Pode-se dizer que a história da região do Bico do Papagaio tem sido fortemente marcada por lutas e opressão, mas também, em contrapartida, tem se caracterizado pela presença da voz da cidadania, na luta por acesso à terra e à liberdade. Assim, a esperança que nasce da força coletiva se torna um lugar de anunciação de um novo leque de possibilidades.

Santana (2002) afirma que, de 1975 a 1986, a violência e o número de mortes têm crescido quase que em progressão geométrica. Tal afirmação tem origem num acompanhamento sistemático realizado pela CPT32, que, trabalhando com dados a partir de 1979, vem realizando um trabalho de registro e análise dos conflitos provenientes da luta pela terra.

Com base nas análises empreendidas pela CPT e em sua vivência na região do Bico, Aldiguieri (1991) aponta que o estado de Goiás sempre esteve entre os cinco estados mais conflitantes da União, apresentando, entre os anos de 1979 a 1986, um percentual de 61,43% dos conflitos pela terra, todos ocorridos nos municípios do Bico do Papagaio.

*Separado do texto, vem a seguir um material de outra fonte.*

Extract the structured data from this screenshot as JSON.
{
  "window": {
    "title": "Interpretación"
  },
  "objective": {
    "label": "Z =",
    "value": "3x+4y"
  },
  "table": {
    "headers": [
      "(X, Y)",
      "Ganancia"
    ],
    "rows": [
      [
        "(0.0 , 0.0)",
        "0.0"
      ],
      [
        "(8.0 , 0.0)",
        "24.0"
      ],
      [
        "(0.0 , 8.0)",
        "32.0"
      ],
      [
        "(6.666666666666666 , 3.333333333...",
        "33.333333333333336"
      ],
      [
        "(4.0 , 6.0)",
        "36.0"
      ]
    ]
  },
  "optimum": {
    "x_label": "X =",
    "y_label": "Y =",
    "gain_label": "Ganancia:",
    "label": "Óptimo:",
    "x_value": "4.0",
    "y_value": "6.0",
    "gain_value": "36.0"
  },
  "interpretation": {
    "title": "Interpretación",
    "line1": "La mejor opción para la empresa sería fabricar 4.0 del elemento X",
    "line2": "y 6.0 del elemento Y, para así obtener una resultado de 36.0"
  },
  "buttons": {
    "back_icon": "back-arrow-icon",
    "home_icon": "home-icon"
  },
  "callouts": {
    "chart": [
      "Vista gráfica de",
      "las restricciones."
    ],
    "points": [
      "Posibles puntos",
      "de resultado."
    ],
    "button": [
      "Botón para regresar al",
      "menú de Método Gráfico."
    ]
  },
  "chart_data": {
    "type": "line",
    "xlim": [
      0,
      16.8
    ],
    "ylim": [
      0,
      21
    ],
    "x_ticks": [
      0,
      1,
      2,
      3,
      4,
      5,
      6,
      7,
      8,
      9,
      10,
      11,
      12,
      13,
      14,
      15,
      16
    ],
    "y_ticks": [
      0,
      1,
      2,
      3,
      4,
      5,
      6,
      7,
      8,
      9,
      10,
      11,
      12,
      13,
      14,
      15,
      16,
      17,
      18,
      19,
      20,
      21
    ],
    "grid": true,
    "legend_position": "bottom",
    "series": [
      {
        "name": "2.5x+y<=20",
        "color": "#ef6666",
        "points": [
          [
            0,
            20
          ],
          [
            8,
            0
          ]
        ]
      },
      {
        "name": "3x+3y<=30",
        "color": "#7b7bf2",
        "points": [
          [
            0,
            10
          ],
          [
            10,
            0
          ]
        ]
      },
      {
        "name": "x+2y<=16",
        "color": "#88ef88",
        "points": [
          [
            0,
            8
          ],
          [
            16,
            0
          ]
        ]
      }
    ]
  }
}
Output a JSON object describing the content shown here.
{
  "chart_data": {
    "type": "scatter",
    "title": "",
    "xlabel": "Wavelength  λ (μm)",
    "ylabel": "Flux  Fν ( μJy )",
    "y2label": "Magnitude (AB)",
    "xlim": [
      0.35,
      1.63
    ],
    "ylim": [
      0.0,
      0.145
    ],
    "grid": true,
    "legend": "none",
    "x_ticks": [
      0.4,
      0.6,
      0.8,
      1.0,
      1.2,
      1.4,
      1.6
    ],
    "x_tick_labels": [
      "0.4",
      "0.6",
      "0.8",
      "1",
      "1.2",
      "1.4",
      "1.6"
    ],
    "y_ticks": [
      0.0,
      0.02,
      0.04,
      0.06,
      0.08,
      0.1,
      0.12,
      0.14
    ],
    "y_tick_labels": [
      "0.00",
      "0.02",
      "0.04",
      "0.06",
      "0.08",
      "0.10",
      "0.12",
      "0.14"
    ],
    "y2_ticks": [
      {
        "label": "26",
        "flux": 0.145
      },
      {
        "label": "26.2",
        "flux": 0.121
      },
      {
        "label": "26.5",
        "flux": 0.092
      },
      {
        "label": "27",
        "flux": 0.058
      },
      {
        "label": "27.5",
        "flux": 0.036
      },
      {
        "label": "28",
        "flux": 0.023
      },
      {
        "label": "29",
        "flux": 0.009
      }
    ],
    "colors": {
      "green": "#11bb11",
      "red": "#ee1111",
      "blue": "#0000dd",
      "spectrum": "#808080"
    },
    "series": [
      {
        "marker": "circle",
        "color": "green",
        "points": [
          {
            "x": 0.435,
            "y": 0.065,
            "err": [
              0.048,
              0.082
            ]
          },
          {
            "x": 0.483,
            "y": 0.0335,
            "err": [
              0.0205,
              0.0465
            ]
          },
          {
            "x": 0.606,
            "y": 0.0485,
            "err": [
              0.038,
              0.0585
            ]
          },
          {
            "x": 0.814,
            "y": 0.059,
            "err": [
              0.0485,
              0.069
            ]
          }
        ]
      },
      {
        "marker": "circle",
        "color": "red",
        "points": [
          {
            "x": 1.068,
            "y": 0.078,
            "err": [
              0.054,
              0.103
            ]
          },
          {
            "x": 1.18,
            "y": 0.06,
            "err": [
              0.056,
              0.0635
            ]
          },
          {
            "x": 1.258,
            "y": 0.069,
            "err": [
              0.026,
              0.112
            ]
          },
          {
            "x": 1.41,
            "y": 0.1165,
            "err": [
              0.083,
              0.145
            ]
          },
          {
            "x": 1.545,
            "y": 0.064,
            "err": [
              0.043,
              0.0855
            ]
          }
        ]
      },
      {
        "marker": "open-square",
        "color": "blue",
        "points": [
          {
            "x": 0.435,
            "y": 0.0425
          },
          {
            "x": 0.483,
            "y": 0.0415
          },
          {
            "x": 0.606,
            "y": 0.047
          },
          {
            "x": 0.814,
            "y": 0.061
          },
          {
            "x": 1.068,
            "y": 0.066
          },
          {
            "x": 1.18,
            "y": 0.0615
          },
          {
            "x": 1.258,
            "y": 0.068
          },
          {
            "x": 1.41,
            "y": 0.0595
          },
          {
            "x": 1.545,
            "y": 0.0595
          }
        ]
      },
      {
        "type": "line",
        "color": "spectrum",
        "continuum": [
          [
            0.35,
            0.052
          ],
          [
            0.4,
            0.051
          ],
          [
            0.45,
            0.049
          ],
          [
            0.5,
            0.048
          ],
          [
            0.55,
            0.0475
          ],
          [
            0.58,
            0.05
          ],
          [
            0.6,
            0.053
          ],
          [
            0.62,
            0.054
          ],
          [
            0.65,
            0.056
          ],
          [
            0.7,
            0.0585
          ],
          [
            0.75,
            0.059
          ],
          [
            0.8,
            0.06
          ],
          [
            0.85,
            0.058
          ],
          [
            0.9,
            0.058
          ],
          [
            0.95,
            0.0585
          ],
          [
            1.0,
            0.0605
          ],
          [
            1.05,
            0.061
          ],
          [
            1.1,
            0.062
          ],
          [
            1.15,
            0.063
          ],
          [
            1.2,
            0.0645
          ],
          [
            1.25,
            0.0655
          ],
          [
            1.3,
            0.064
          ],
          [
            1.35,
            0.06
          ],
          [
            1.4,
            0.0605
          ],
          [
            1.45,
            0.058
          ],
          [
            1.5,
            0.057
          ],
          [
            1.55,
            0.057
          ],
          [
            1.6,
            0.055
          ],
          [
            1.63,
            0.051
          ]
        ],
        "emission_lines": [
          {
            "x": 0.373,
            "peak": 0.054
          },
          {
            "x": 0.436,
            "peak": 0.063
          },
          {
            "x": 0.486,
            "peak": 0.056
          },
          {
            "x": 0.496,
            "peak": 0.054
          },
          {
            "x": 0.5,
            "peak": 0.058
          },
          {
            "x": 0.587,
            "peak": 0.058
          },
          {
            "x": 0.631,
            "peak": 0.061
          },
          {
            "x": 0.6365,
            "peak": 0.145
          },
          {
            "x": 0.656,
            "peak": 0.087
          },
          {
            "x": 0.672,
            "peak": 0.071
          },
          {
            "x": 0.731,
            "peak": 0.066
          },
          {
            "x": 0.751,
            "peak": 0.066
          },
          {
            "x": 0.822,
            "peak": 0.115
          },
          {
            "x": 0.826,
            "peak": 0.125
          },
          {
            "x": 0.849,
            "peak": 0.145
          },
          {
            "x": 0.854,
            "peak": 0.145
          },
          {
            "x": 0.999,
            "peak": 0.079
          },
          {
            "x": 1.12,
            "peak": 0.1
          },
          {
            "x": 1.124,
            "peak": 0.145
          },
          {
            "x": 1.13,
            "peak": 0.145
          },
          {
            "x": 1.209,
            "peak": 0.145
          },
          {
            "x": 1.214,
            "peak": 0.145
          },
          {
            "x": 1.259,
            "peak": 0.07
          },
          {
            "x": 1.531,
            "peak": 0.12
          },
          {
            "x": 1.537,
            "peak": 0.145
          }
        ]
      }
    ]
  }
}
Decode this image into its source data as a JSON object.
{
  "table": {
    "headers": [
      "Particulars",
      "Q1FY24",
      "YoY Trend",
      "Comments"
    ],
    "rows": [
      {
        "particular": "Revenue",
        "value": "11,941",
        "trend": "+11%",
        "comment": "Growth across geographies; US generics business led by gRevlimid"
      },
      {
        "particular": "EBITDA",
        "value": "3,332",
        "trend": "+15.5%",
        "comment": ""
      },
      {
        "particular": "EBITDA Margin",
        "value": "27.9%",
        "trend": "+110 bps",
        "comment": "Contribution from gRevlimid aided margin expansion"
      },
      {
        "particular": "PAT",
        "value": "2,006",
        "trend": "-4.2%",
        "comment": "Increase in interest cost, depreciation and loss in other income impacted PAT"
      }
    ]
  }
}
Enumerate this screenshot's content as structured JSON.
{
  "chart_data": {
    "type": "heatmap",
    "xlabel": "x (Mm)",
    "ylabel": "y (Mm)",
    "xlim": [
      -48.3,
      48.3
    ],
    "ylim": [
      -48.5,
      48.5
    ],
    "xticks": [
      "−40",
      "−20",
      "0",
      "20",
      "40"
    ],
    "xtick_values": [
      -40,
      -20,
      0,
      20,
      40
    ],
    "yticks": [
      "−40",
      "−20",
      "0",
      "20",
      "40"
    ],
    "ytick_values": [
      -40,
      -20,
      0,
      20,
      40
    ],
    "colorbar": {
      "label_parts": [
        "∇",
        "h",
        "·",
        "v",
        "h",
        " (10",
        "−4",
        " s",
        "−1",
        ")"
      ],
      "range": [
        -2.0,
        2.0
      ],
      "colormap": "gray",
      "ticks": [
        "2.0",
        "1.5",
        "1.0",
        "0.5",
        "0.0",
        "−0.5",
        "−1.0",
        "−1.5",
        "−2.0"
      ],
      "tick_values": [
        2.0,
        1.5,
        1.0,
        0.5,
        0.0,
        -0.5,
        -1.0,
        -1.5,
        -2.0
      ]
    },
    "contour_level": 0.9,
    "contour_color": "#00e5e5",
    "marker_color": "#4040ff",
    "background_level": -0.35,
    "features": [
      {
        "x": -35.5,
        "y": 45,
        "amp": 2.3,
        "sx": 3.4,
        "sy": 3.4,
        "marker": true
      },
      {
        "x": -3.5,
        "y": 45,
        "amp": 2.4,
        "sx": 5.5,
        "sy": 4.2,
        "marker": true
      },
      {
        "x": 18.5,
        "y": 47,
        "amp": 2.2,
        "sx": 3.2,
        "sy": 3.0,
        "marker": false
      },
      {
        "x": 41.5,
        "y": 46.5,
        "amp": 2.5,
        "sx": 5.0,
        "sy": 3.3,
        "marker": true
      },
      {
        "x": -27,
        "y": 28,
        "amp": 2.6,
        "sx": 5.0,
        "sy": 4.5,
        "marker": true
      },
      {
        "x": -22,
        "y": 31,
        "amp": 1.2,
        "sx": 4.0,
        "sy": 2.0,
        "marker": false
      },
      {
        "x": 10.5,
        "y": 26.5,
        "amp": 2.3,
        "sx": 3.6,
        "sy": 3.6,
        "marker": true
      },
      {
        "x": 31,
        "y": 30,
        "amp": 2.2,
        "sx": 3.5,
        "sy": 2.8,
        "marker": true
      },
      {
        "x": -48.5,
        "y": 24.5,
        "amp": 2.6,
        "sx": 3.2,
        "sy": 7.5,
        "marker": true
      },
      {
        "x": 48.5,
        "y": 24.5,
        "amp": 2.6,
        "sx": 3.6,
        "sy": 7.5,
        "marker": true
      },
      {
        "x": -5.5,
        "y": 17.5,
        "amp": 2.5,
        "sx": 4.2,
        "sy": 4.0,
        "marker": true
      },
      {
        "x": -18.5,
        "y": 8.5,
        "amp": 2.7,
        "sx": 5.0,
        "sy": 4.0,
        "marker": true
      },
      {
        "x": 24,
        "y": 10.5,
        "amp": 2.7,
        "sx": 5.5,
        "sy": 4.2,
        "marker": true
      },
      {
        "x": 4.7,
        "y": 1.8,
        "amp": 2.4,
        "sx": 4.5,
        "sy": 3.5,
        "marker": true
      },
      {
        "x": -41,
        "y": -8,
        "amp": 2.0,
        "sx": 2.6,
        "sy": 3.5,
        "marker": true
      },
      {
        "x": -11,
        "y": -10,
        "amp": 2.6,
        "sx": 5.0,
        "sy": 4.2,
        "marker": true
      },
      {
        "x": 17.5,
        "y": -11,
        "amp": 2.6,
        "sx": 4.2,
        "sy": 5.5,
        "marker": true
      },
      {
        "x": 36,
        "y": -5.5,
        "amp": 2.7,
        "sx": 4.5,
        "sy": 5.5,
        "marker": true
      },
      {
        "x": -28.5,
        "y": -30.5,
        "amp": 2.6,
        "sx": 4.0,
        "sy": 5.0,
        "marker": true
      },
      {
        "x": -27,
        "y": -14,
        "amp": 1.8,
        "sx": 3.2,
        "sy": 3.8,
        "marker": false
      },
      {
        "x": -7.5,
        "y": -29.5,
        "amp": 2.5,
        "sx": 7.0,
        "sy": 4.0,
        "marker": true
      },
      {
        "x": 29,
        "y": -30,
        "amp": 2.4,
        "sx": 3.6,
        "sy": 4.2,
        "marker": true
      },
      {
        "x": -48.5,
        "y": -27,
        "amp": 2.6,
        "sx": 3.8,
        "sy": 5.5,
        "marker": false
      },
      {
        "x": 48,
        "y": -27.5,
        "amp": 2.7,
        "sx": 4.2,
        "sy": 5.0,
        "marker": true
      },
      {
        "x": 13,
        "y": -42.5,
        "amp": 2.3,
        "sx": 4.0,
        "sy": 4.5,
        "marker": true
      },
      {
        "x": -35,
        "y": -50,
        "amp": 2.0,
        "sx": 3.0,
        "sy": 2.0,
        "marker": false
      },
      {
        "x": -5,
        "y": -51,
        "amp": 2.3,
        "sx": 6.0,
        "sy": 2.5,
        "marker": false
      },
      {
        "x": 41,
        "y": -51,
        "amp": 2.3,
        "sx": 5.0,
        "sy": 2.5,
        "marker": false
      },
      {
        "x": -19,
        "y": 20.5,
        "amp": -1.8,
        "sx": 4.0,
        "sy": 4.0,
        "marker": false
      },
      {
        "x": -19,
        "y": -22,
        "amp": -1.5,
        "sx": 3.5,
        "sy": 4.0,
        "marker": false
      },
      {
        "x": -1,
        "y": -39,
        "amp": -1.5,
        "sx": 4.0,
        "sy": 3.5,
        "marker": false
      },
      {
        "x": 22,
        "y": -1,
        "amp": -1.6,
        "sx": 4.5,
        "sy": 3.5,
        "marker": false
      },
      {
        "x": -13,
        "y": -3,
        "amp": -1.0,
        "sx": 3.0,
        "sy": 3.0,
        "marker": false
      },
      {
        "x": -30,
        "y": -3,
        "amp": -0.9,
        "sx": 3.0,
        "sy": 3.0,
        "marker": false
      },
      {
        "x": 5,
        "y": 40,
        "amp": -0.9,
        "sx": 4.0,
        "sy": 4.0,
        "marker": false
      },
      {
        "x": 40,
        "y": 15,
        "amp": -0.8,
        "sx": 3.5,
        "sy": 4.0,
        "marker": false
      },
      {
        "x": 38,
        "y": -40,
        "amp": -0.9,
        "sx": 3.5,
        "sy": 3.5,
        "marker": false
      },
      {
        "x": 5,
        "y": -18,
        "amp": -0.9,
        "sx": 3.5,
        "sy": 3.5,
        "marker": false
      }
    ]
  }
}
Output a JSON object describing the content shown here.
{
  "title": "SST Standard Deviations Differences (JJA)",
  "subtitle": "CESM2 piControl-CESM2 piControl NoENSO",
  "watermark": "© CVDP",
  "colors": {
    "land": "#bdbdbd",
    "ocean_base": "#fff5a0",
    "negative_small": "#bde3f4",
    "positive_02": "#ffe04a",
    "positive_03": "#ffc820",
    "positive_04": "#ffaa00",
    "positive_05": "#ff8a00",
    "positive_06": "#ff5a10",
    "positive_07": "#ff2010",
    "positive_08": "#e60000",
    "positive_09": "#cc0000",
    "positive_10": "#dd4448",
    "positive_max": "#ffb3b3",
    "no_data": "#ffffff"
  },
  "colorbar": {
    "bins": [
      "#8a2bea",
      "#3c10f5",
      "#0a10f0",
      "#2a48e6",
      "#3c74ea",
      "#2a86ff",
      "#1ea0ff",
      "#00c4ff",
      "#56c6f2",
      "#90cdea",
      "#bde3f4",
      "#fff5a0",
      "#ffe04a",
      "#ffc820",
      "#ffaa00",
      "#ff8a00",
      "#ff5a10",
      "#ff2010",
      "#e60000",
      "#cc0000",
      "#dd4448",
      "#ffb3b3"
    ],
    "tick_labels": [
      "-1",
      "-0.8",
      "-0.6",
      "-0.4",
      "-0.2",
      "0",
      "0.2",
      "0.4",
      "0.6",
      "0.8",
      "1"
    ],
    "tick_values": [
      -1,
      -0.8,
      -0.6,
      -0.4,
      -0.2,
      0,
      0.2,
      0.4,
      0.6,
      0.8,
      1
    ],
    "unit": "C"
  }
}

Segundo o autor, os municípios mais conflitantes foram aqueles em que havia maior concentração de terras: Itaguatins, Tocantinópolis e São Sebastião.

Pinho (1995, p. 25), na apresentação do dossiê Araguaia-Tocantins, de agosto de 1985, afirma que

A região Araguaia – Tocantins com cerca de cinqüenta milhões de hectares, situada no sudeste do Pará, oeste do Maranhão, centro-norte de Goiás, apresenta-se como a área de maiores conflitos, decorrentes da disputa pela posse da terra, tendo resultado na morte de centenas de pessoas, entre posseiros, pistoleiros e fazendeiros, num confronto envolvendo milhares de pessoas.

Pode-se dizer que, historicamente, a região do Bico do Papagaio, desde muito tempo, tem despertado sentimentos variados. Se, por um lado, aguçou desejo e cobiça, por outro, despertou medo e perplexidade. A população do estado vem lutando pelo direito de ter

direito e foi justamente em 1988, mediante milhares de assinaturas que deram origem à Emenda Constitucional Nº. 20.793-8, de 1981, e que mais tarde se tornaria Lei Constitucional, que o Tocantins passou oficialmente a ser a mais nova unidade federativa.

Compreender as origens do Tocantins se faz necessário por entendermos que a significativa concentração de terras e a conseqüente organização e luta dos trabalhadores rurais, assessorados pela força de ideais religiosos, tornaram-se elementos para que os mesmos se descobrissem e se constituíssem como classe, como sujeitos e como cidadãos para tentar romper os laços das relações alienantes.